L’affaire prend une tournure de plus en plus concrète. Après plusieurs jours de rumeurs autour d’un possible rapprochement entre Stellantis et le constructeur chinois Dongfeng, un nouvel élément vient confirmer que les discussions ne sont pas simplement théoriques : des visites ont bien eu lieu… et elles inquiètent sérieusement les salariés.
Deux visites confirmées, mais un discours officiel très prudent
C’est désormais officiel : lors d’une réunion du comité social et économique, la direction de Stellantis a reconnu que des délégations de Dongfeng s’étaient rendues à deux reprises sur le site de Chartres-de-Bretagne, près de Rennes. Une première visite aurait eu lieu en janvier, suivie d’une seconde en avril.
Un cabinet extérieur aurait également été mandaté pour évaluer l’usine bretonne, un détail loin d’être anodin dans ce type de dossier industriel.
Du côté de la direction, le discours reste toutefois extrêmement mesuré. Stellantis explique accueillir régulièrement des acteurs du secteur automobile dans le cadre de ses activités normales, sans vouloir commenter davantage ces visites ni évoquer l’avenir du site. Une prudence qui contraste avec l’ampleur des interrogations en interne.
« On n’est pas à vendre » : les syndicats montent au créneau
Sur le terrain, le ton est bien différent. Les syndicats, eux, ne cachent plus leur inquiétude face à ce qu’ils perçoivent comme un possible tournant stratégique majeur.
Laurent Valy, délégué CFDT, résume la position de manière très claire : « on n’est pas à vendre ». Une phrase forte qui illustre le rejet catégorique d’une éventuelle cession du site. Pour les représentants du personnel, un partenariat industriel pourrait être envisageable, notamment s’il permet d’apporter des volumes de production supplémentaires, mais la vente pure et simple de l’usine reste une ligne rouge.
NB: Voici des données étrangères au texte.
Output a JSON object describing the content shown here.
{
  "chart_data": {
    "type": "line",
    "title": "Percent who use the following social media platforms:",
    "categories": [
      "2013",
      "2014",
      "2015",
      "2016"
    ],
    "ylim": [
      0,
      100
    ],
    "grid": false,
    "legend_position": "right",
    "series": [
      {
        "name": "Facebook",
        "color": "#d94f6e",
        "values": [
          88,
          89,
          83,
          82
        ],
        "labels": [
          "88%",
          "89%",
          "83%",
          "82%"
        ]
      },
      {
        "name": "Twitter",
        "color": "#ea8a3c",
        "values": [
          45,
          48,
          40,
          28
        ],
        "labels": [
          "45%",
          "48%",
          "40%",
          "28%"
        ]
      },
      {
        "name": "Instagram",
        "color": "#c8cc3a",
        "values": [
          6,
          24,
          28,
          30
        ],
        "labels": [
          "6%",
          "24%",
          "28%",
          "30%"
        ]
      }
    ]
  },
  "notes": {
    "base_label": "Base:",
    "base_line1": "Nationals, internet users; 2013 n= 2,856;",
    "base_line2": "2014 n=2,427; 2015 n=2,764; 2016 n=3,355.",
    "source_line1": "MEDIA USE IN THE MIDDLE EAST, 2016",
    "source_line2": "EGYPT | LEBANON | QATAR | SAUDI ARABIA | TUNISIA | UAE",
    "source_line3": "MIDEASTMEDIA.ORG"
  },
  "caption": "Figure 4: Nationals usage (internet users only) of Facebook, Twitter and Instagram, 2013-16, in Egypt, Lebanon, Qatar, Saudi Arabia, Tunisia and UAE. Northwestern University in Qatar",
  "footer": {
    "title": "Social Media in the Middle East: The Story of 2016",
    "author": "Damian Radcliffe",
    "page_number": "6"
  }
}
Même son de cloche du côté des autres syndicats. Certains évoquent une annonce « brutale », d’autres admettent avoir découvert les informations dans la presse, alimentant un sentiment de flou et de manque de transparence. « Il n’y a pas de fumée sans feu », glissent plusieurs représentants, conscients que la répétition des signaux faibles commence à dessiner une tendance plus lourde.
Une usine stratégique… mais fragilisée
Le site de Rennes n’est pas un site quelconque dans l’organigramme industriel de Stellantis. Il produit actuellement le Citroën C5 Aircross, à raison d’environ 400 véhicules par jour, et emploie plus de 2 000 salariés.
Mais derrière cette apparente stabilité, la situation reste fragile. L’usine ne produit aujourd’hui qu’un seul modèle, ce qui la rend particulièrement dépendante des volumes et des décisions stratégiques du groupe. Les syndicats réclament d’ailleurs depuis plusieurs mois l’attribution d’un second véhicule pour sécuriser l’activité. À cela s’ajoutent des perturbations récentes, avec des arrêts de production liés à des problèmes d’approvisionnement. Autant d’éléments qui renforcent le sentiment d’incertitude.
Un projet qui s’inscrit dans une stratégie européenne plus large
Ces visites ne doivent pas être analysées isolément. Elles s’inscrivent dans un contexte beaucoup plus large : celui d’une réflexion globale de Stellantis sur son outil industriel en Europe.
Comme évoqué ces derniers jours, le groupe fait face à une surcapacité estimée à l’équivalent de plusieurs usines. La demande reste inférieure aux niveaux d’avant pandémie, tandis que la transition vers l’électrique complexifie les investissements et ralentit certains projets. Plusieurs sites sont potentiellement concernés par des scénarios de transformation : partage de production, partenariats industriels… voire cessions. Rennes fait partie des sites régulièrement cités, aux côtés de Cassino en Italie ou encore d’usines en Espagne et en Allemagne.
La Chine, partenaire devenu incontournable
Ce rapprochement avec Dongfeng n’a rien d’un hasard. Stellantis assume désormais ouvertement sa dépendance croissante à l’écosystème chinois, notamment dans le domaine de l’électrique.
Le groupe reconnaît que la Chine dispose d’une avance considérable, estimée à près de dix ans, sur les technologies liées aux véhicules électriques. Batteries, logiciels, chaînes d’approvisionnement… autant de domaines où les acteurs chinois dominent aujourd’hui. Les partenariats apparaissent comme une nécessité plutôt qu’un choix. Dongfeng, partenaire historique de Stellantis, pourrait jouer un rôle clé dans cette stratégie, aussi bien pour le marché chinois qu’international.
Les multiples visites récentes, en Europe comme en Chine, confirment que cette coopération est en train de changer d’échelle. Le rendez-vous du 21 mai, lors du Capital Markets Day de Stellantis, pourrait donner plus d’informations à ce sujet.